What the Dalai Lama’s dialogues can – and can’t – teach us about the mind

Last month His Holiness the Dalai Lama held the 18th of his celebrated “Mind and Life” conferences – inviting notable neuroscientists to India in the hope that when Buddhist epistemology and western neurology compare notes, the results are educational for everyone.

It’s the sort of communication that Saybrook faculty say they’d like to see more of:  different intellectual approaches coming together to get a bigger sense of the picture.

“Exchanges between spiritual understandings of consciousness and scientific understandings can be mutually enriching,” says Amedeo Giorgi, a Saybrook faculty member in psychology who is a major figure in contemporary phenomenology.  “Such exchanges can only be helpful.”

They have born fruit in the past, according to an article in the London Guardian:

 

 (C)onferences have spurred the development of research programmes that examine the effects of Buddhist contemplative techniques and how they might be applied more widely to benefit humanity. They have, for example, been instrumental in the work of Richard Davidson at the University of Wisconsin, whose brain imaging studies found that experienced meditators show increased activity in the left prefrontal cortex of the brain, an area associated with emotional well-being, as well as having stronger immune systems.

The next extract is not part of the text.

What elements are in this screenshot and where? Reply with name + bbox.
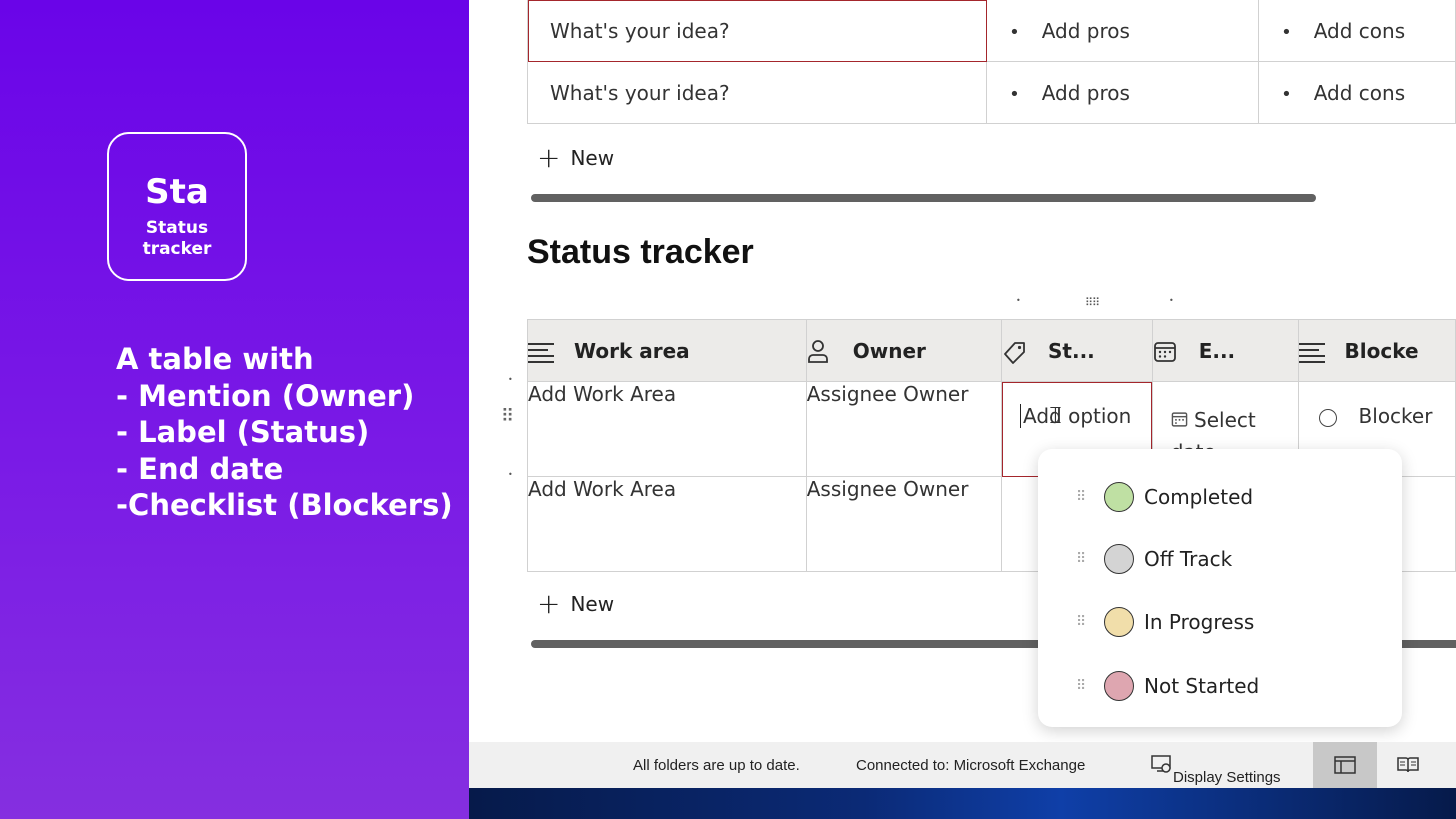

But Saybrook psychology faculty Stanley Krippner, long at the forefront of the exploration of consciousness, says he always has mixed feelings when he hears about the Mind and Life conferences – because he thinks they could be taken to the next level.

The neuroscientists invited, Krippner says, tend to be “brilliant but reductionistic,” and “limit consciousness to the brain and the body, cut off from entanglement with other people and with nature in general.”  

As a result, they’re often as notable for what they don’t talk about as what they do.  “I do not see these dialogues involving a discussion of reincarnation – a concept that few of his invitees from mainstream science would find congenial,” Krippner says. 

Likewise “I have never seen a discussion of sexuality at any of these conferences,” says Krippner.  “Some prominent Buddhists (including one who spoke at a Saybrook residential conference) have stated that sexuality is an impediment to spiritual development,” a view he finds well worth challenging.

So, useful as they are, Krippner suggests that the Mind and Life conferences go best with some supplemental reading. 

“The new book by Kramer and Alstead, The Passionate Mind Revisited, includes a thoughtful critique of Buddhist doctrines and serves as a useful aticdote to the naive romantic view of Buddhism so prevalent – even among many Saybrook students,” Krippner says.  Likewise “the secular humanist wing of humanistic psychology proposes that values and ethics can be derived from scientific principles and that institutionalized religion is outdated, if not dysfunctional.  I do not agree with everything they say, but their ‘Humanist Manifesto’ is well worth reading and studying.”